Bidding in the fourth-stage forward auction commenced at 10 a.m. Wednesday, Jan. 18. By noon, the clearing cost criteria was met with bids totaling more than $17.7 billion from participating wireless providers, or $17.2 billion after discounts for rural and smaller entities, but still enough to cover the $12 billion. However, bids fell less than three cents short of the benchmark bid price of $1.25 per MHz/Pop (one megahertz of spectrum passing by one person in a given market area), triggering a second round of bidding.
Second-round bids totaled $18.2 billion, or $17.7 billion after discounts, and slightly surpassed the $1.25 MHz/Pop benchmark at $1.2570, for the 70 MHz available out of the 84 MHz clearing target after consideration for guard bands.
The next step involves implementation of the spectrum reserve rule in which “each Category 1 product for which at least one reserve-eligible bidder has processed demand at the time is split into two products: reserved and unreserved,” according to the Federal Communication Commission’s auction dashboard. “Reserve” refers to 30 MHz of spectrum set aside in each wireless geographic area for wireless providers who hold less than one-third of available low-band spectrum in a license area.
“In order to provide bidders with additional time to bid in the first round after the spectrum reserve has been implemented, Round 3 will be extended to six hours. It will be held tomorrow, Jan. 19, from 10 a.m. until 4 p.m. Eastern.”
There will be no bidding on Friday, Jan. 20, due to the inauguration. Bidding will resume in two-hour increments on Monday, Jan. 23, at 10 a.m and 2 p.m.
The auction will close when demand no longer exceeds supply, as it now does in several wireless geographic units. Once the auction closes, an assignment phase where winning bidders of generic frequency blocks will be able to bid on specific frequencies, will begin.
Addendum: Outgoing FCC Chairman Tom Wheeler issued the following statement after the final stage rule was met:
“The world’s first spectrum incentive auction has delivered on its ambitious promise. Reaching the Final Stage Rule means the benefits of the auction are indisputable. We will repurpose 70 MHz of high-value, completely clear low-band spectrum for mobile broadband on a nationwide basis. On top of that, 14 MHz of new unlicensed spectrum — the test bed for wireless innovation — will be available for consumer devices and new services.
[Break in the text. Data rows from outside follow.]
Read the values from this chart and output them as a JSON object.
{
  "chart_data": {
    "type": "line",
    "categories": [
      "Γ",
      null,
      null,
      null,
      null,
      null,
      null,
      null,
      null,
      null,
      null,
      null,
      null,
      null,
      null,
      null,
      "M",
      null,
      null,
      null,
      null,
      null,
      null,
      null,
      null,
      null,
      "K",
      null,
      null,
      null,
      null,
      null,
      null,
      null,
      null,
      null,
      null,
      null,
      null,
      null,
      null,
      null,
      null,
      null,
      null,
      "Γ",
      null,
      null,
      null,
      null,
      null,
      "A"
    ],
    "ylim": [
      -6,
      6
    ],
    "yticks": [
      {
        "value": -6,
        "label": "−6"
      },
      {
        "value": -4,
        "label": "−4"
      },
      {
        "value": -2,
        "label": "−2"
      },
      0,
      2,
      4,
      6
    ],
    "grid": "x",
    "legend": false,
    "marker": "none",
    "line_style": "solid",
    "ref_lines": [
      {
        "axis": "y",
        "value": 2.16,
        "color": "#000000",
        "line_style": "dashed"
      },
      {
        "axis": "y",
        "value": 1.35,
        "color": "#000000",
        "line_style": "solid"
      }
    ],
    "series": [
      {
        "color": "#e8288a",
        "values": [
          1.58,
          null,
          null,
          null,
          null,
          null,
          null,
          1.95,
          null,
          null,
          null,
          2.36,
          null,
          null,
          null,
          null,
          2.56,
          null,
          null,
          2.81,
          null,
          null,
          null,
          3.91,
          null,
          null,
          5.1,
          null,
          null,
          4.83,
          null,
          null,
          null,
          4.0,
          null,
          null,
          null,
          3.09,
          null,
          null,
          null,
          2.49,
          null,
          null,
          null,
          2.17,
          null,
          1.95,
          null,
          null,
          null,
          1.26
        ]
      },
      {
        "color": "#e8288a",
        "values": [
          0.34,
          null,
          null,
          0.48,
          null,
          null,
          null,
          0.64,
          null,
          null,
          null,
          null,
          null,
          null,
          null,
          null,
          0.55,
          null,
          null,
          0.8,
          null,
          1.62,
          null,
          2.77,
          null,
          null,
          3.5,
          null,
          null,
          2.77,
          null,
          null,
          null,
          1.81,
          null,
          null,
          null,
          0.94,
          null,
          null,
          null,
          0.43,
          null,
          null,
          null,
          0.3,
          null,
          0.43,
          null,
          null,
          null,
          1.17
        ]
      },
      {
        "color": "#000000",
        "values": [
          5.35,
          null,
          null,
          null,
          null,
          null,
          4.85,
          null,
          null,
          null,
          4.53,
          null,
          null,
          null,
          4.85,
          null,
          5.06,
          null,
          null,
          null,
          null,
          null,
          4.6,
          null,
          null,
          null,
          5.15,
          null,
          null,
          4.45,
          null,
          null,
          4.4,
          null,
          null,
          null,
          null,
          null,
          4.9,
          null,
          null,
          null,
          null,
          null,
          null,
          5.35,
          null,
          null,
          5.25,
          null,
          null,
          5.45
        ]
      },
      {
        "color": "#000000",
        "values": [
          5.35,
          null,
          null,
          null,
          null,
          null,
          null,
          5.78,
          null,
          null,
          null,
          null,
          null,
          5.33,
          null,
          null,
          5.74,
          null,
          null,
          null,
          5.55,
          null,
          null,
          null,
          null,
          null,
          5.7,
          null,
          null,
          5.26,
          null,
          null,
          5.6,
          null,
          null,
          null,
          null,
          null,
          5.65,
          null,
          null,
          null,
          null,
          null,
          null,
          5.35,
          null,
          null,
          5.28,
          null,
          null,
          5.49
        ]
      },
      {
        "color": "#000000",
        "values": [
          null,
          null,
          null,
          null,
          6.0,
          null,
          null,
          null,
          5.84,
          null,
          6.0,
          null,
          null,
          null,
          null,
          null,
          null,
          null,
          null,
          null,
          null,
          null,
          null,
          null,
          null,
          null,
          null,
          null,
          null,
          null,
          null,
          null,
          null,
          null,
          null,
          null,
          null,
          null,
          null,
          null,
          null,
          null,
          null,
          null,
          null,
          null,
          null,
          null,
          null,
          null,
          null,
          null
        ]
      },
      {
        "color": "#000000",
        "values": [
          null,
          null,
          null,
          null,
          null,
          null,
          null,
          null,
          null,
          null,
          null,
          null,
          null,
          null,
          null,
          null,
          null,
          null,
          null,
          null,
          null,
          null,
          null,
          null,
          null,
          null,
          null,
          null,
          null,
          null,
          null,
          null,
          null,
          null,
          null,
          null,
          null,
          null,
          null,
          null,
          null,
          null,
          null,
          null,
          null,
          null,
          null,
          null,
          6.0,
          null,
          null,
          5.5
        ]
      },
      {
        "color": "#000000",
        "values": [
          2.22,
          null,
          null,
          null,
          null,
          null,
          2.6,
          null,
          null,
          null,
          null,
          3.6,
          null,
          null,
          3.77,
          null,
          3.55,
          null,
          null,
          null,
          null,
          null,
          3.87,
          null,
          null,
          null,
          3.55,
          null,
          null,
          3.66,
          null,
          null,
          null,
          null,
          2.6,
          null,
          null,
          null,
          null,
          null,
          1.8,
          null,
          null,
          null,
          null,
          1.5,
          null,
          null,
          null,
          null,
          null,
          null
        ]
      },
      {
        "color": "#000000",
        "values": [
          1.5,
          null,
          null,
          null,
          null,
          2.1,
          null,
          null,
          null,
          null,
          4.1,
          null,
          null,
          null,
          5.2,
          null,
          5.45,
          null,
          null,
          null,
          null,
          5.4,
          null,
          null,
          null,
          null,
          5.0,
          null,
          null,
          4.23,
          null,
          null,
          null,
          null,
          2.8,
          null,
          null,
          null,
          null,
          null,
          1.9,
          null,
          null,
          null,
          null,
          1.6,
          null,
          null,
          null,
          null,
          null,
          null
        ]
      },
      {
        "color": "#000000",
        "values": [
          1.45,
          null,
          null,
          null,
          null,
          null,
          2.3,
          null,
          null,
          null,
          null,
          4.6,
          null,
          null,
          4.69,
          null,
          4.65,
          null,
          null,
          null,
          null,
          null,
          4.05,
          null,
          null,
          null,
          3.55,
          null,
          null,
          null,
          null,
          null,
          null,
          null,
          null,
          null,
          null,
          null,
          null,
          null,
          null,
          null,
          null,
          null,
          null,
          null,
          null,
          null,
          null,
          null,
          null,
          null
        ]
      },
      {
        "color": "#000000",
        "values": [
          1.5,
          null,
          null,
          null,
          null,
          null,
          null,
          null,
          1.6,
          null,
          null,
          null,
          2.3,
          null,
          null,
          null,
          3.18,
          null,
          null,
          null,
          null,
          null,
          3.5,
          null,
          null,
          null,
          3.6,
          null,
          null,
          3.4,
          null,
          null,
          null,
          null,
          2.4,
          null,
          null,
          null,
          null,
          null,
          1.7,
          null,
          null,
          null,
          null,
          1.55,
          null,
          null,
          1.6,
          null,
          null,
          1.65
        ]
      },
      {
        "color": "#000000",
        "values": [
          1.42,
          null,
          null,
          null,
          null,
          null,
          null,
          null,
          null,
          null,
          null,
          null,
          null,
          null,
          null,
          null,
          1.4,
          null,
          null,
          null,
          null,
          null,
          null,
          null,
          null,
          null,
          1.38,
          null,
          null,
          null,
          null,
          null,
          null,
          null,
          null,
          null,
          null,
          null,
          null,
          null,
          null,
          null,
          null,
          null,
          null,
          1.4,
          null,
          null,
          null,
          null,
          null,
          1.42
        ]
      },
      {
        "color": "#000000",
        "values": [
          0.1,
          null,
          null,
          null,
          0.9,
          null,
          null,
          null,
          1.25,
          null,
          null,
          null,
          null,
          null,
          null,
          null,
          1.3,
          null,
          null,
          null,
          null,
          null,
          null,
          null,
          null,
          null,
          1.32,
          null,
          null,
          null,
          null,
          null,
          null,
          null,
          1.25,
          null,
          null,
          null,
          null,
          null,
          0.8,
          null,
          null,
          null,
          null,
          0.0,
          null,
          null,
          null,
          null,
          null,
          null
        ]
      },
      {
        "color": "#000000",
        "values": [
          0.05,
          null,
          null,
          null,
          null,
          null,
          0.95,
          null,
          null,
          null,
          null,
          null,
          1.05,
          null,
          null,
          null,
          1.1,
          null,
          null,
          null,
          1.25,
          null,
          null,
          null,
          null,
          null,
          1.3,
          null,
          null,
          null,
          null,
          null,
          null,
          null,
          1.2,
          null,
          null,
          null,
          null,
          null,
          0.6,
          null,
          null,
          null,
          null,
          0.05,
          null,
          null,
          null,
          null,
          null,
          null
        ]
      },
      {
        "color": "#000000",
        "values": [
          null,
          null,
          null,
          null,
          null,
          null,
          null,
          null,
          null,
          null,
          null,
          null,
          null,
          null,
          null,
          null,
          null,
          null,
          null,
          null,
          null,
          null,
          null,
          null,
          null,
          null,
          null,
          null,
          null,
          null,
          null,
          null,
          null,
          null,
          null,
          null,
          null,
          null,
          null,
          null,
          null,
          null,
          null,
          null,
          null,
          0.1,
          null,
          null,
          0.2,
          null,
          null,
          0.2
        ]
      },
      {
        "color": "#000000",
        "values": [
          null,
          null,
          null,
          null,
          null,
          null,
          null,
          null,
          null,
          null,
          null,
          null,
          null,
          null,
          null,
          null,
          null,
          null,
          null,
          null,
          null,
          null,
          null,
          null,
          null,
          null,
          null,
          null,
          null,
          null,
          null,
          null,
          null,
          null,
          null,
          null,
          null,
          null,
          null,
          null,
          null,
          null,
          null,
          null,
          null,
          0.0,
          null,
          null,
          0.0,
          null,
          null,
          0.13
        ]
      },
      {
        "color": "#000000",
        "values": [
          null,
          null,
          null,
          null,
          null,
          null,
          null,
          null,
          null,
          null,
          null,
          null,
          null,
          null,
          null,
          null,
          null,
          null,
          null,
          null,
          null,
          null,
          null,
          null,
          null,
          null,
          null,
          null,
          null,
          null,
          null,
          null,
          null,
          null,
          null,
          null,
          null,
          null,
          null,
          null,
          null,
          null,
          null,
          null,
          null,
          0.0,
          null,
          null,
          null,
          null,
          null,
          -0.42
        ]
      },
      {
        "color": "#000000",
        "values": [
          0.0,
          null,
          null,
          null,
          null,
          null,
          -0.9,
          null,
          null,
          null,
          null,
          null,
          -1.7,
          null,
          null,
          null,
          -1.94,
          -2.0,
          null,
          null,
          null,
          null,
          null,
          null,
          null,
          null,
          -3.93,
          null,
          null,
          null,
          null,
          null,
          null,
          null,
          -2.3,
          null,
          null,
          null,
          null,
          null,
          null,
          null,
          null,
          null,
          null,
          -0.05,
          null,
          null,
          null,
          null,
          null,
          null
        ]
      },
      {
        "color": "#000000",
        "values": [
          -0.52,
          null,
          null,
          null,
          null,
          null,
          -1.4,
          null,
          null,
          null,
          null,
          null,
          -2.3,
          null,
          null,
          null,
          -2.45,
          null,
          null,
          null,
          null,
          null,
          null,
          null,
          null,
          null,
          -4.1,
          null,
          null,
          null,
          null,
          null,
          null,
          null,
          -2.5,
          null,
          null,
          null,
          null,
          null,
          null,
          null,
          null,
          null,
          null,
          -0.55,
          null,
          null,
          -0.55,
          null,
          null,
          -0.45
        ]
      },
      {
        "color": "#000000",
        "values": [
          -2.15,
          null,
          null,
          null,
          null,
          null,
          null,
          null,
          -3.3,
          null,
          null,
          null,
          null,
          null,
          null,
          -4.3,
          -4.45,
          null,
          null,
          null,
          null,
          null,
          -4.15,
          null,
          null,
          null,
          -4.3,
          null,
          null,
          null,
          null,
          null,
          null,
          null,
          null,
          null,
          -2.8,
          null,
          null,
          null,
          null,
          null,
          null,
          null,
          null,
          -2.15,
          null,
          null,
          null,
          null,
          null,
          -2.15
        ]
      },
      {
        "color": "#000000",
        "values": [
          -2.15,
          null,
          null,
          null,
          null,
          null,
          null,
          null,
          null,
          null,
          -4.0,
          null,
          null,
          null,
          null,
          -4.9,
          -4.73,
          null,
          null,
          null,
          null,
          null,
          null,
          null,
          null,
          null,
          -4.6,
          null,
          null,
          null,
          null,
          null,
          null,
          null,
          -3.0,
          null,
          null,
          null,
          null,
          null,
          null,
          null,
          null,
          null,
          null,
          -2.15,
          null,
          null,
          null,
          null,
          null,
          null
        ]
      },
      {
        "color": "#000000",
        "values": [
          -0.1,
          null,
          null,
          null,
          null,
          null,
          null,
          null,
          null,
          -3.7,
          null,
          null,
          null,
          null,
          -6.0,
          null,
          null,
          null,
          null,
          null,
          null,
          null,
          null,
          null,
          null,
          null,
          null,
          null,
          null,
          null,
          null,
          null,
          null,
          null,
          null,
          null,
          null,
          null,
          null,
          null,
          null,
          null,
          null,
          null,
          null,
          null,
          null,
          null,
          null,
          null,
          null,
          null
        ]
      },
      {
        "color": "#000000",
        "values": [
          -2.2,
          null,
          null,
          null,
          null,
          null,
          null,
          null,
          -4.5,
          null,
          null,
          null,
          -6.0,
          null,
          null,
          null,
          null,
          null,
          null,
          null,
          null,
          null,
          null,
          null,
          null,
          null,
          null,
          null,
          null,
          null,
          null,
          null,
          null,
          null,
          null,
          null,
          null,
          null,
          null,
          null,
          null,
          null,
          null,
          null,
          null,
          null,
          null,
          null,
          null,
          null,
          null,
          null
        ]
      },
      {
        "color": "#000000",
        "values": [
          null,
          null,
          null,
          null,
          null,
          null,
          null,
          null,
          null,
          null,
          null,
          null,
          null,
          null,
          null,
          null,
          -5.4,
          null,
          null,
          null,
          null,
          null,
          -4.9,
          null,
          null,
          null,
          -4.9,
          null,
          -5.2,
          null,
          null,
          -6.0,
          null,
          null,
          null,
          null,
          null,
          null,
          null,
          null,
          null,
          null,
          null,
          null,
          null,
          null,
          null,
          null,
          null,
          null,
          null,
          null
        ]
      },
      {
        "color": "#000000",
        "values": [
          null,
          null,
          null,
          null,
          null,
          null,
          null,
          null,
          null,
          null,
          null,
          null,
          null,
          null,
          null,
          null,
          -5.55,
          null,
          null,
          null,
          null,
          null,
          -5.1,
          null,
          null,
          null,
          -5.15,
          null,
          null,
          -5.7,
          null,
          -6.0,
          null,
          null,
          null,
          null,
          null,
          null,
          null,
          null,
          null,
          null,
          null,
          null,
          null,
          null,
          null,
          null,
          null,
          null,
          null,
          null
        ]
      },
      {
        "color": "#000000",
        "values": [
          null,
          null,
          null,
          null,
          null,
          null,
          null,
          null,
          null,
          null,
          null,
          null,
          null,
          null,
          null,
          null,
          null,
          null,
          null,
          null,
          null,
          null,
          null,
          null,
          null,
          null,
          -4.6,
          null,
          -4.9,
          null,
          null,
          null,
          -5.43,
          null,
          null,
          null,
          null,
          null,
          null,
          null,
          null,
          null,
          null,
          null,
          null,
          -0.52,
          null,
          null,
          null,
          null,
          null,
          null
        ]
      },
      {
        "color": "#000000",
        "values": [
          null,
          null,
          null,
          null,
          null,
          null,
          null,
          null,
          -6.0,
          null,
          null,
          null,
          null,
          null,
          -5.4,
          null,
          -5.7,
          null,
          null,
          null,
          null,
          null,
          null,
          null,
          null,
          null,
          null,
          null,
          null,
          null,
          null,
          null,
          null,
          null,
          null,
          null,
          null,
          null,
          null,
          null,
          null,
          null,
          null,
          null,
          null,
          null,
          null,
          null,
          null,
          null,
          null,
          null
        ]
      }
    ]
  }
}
The auction will provide $10.05 billion to broadcast television licensees who participated and billions towards deficit reduction.
“There is still a long road ahead to successfully implement the post-auction transition of broadcast stations to their new channels and bring the new wireless and unlicensed spectrum to market. This will be an extremely important task for my successor and the new commission; I wish them well.
“Now that we are assured of a successful auction, however, it is appropriate to acknowledge and thank some of those who helped us get here; a list that begins with our staff. For more than four years, Gary Epstein, chair of the Incentive Auction Task Force, has led a team of professionals more than 100 strong to assure that our actions were carefully coordinated and considered the public and stakeholder interests from all angles. The Task Force has worked tirelessly on this auction since 2012 and they have my deepest thanks.
“Congress made the incentive auction possible – both by passing the Spectrum Act in 2012 and through its continued guidance and oversight – thanks to the leadership of Reps. Upton, Waxman, Walden, Eshoo, and Pallone, and Senators Rockefeller, Thune, and Nelson. Committee staff, together with the staff of our federal agency partners, including NTIA and OMB, collaborated to draft a momentous piece of legislation designed to advance the goals of making more spectrum available for licensed and unlicensed use, funding an interoperable public safety network, and reducing the federal deficit.
“My predecessors as chair, Julius Genachowski and Mignon Clyburn, set the process in motion for this auction as well as for the 2014 AWS-3 auction, together with fellow Commissioners Robert McDowell, Jessica Rosenworcel, Ajit Pai and Mike O’Rielly. Congratulations to all on a job well done.”